FASHION

Expert Tailor Christy Rilling’s New Collection Is an Art Nouveau Fantasy

Rilling collaborated with the artist Laurie Simmons on a look book that ended up resonating more than she ever thought it would.


Christy Rilling’s SS20 Look Book.

My visit to Christy Rilling’s lookbook shoot in a studio in New York’s Garment District two months ago feels like a hallucination now. It was a crisp, sunny Wednesday in mid March, a few days after giant jugs of Purell started showing up in the lobby of W’s office building, but before the words “non-essential workers” had entered our lexicon. The mood on set was cheerful and energetic, if a little cautious: Camera assistants and makeup artists flitted around, and Rilling adjusted a model’s raw silk belt while the artist Laurie Simmons, a longtime client and now a collaborator, set up a shot. In between shutter releases, we greeted each other with elbow bumps.

Simmons and Rilling first met around 2012, when Simmons desperately needed to add a sleeve to a Burberry dress she was wearing to accompany her daughter to the Emmy Awards. “I’d never really had a tailor before and I was hysterical,” Simmons remembered, reclining into a leather sofa next to racks of clothes. She called three different people, each of whom referred her to Rilling. They all gave her one condition: “But don’t tell anyone.”
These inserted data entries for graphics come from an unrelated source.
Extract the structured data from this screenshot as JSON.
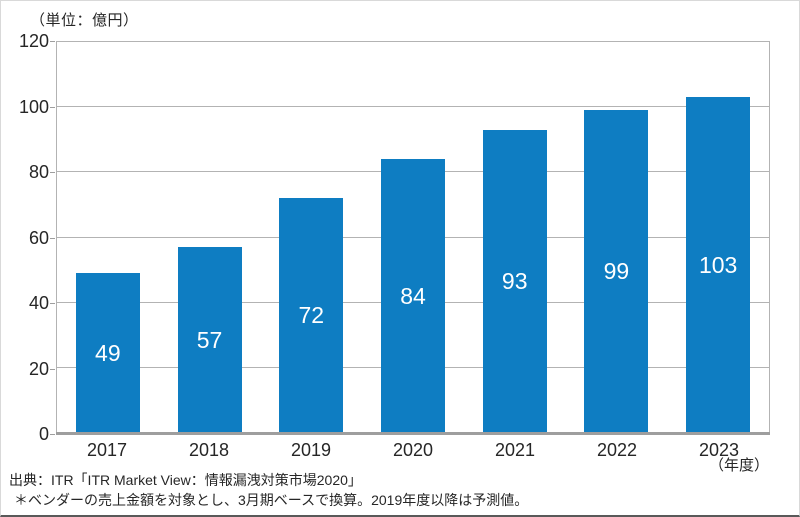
{
  "chart_data": {
    "type": "bar",
    "unit_label": "（単位：億円）",
    "x_axis_unit": "（年度）",
    "categories": [
      "2017",
      "2018",
      "2019",
      "2020",
      "2021",
      "2022",
      "2023"
    ],
    "values": [
      49,
      57,
      72,
      84,
      93,
      99,
      103
    ],
    "ylim": [
      0,
      120
    ],
    "yticks": [
      0,
      20,
      40,
      60,
      80,
      100,
      120
    ],
    "grid": true,
    "legend": "none",
    "bar_color": "#0e7dc2",
    "bar_label_color": "#ffffff"
  },
  "footer": {
    "source": "出典：ITR「ITR Market View：情報漏洩対策市場2020」",
    "note": "＊ベンダーの売上金額を対象とし、3月期ベースで換算。2019年度以降は予測値。"
  }
}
Simmons and Rilling in the studio.

Rilling, an expert tailor who has altered some of the most iconic Met Gala looks of all time—including Mary Kate and Ashley Olsen’s vintage Chanel leather ensembles and Beyoncé’s sheer, beaded Givenchy—as well as countless Oscars gowns and hundreds of pieces that made it onto magazine covers, calmly and capably saved the day. She and her team found a matching fabric, dyed it the exact shade of rusty burgundy as her dress, and added a flawless set of sleeves. “I knew nothing about fit, until I met Christy. I knew nothing about tailoring,” Simmons said. “And it’s kind of changed my life.”

Christy Rilling’s SS20. Photograph by Laurie Simmons.

Christy Rilling’s SS20. Photograph by Laurie Simmons.

Being a tailor gave Rilling a unique perspective into women’s closets: By making subtle changes or reinventing pieces altogether, she was effectively gathering data about the kinds of clothes that women really wanted, what they felt was missing from their wardrobes, and what cuts or proportions just weren’t working.

She has made custom garments for her clients (bias-cut slip dresses that fit like a glove, pants that sit right, sheer blouses with matching camisoles) for years, but she said it was working with Simmons that inspired her to release a bespoke collection, turning her fourteen-person atelier into a small-scale production studio. “It’s almost like an old-school dressmaker mentality,” Rilling said. “Back in the day, you would have your amazing dressmaker or tailor that you would work with to create things that you would wear all year round. We’re touching on that a little bit.”

The clothes being photographed that day in March, which are now available to order from Rilling’s website, were inspired by the work of Kay Nielsen, a Danish Art Nouveau illustrator whose dreamy, richly detailed drawings adorned fairy tale books by Hans Christian Andersen and the Grimm brothers. “We’ve made garments with every type of pleating you can imagine, hand-painted jacquard on textiles, cyanotype textiles, all sorts of embroidery, and even hand-dyed textiles using vegetables for color to mimic Nielsen’s complex color palette,” Rilling said. “When designing this collection, I really had to keep one foot planted in the practical needs and wants of real women, and the other in Nielsen’s fantasy world.”

Behind the scenes of Christy Rilling’s SS20 shoot.

Christy Rilling’s SS20. Photograph by Laurie Simmons.

While the original plan was to make each order to measure, Rilling has adapted to the new pandemic reality, studying the measurement chart of her entire bank of customers and clients over the years to develop a size format that allowed her and her team to make a few things available on a click-and-buy basis.

Inspired by the changing needs of those stuck at home, she also started making gorgeous robes out of silk castoffs from past red carpet pieces, the first batch of which sold out in a day and benefitted the New York food pantry. When she’s not shuttling materials and in-progress projects between her home and those of her seamstresses, she’s been conducting “virtual fittings” over FaceTime and Zoom, and mailing clients selfie sticks and measuring tape in order to put finishing touches on wedding dresses for hopeful brides.

The final look book photographs that Simmons created superimpose barefoot models in draped skirts and sheer organza blazers against backdrops filled with dollhouse furniture, a common motif in her work. Speaking on the phone this week, Rillings reflected on the images’ newfound resonance. “When I saw the images before all of this, they just struck me as very ethereal and beautiful,” she said. “But now, I feel like it’s really about being at home, which is lovely for this moment.”